Ignorowanie zakazów na budowie drogi 721 - kierowcy wjeżdżają pod prąd, rośnie niebezpieczeństwo

Na przebudowie drogi wojewódzkiej nr 721 w Konstancinie-Jeziornie pojawił się problem z kierowcami wjeżdżającymi na teren robót i jadącymi „pod prąd”. Wykonawca oraz władze ostrzegają, że takie zachowania stwarzają realne zagrożenie i opóźniają prace. Na miejscu będą kontrole policyjne, a konsekwencje mogą być dotkliwe.
- Na ul. Piaseczyńskiej i ul. Kazimierza Pułaskiego ruch jednokierunkowy
- Apel w Konstancinie-Jeziornie i możliwe kary
Na ul. Piaseczyńskiej i ul. Kazimierza Pułaskiego ruch jednokierunkowy
Przebudowa dotyczy fragmentu drogi wojewódzkiej nr 721. Zgodnie z czasową organizacją ruchu na ul. Piaseczyńskiej — od skrzyżowania z ul. Chylicką do ul. Skolimowskiej — oraz na ul. Kazimierza Pułaskiego — od ul. Miriama Przesmyckiego do ul. Dworskiej — został wprowadzony ruch jednokierunkowy w kierunku Konstancina-Jeziorny. Na trasie ustawiono znaki, w tym znak B-2 zabraniający wjazdu.
Generalny wykonawca, Skanska S.A., zgłasza, że mimo ustawień część kierowców notorycznie lekceważy zakazy i przejeżdża pod prąd przez teren robót. Takie zachowania zagrażają bezpieczeństwu innych użytkowników drogi i utrudniają prace ekip, co wydłuża czas realizacji inwestycji.
Apel w Konstancinie-Jeziornie i możliwe kary
Wjazd na drogę z zakazem oznaczonym znakiem B-2 jest wykroczeniem — grozi za nie mandat 500 zł oraz 5 punktów karnych; jeżeli działanie stworzy zagrożenie w ruchu drogowym, konsekwencje mogą być surowsze.
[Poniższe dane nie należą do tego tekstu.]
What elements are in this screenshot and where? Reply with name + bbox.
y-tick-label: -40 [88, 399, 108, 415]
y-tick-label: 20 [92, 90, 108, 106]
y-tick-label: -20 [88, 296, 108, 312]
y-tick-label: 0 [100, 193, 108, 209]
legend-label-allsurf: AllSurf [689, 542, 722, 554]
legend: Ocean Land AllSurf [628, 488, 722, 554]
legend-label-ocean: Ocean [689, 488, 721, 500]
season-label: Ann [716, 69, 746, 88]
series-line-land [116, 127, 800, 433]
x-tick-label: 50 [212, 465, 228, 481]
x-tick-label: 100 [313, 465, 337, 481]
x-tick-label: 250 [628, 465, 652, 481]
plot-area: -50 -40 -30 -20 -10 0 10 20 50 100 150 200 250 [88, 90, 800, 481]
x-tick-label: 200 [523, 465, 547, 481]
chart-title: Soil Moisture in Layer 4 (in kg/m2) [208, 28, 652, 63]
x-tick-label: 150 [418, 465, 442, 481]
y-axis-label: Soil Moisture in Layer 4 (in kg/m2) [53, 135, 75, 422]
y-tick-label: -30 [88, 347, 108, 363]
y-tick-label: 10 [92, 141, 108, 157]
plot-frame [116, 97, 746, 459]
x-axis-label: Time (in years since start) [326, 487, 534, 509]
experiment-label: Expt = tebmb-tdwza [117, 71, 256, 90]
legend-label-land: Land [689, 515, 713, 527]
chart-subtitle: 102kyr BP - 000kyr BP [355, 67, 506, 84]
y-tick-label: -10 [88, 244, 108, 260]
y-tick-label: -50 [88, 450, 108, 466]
Na najbliższe dni zapowiedziano kontrole ze strony konstancińskiej policji.
“Apelujemy o rozsądek i przestrzeganie oznakowania drogowego”
— Michał Wiśniewski, burmistrz
Wykonawca i władze proszą kierowców o przestrzeganie tymczasowej organizacji ruchu, by prace mogły przebiegać sprawniej i bezpieczniej dla wszystkich.
na podstawie: Urząd Miasta i Gminy Konstancin-Jeziorna.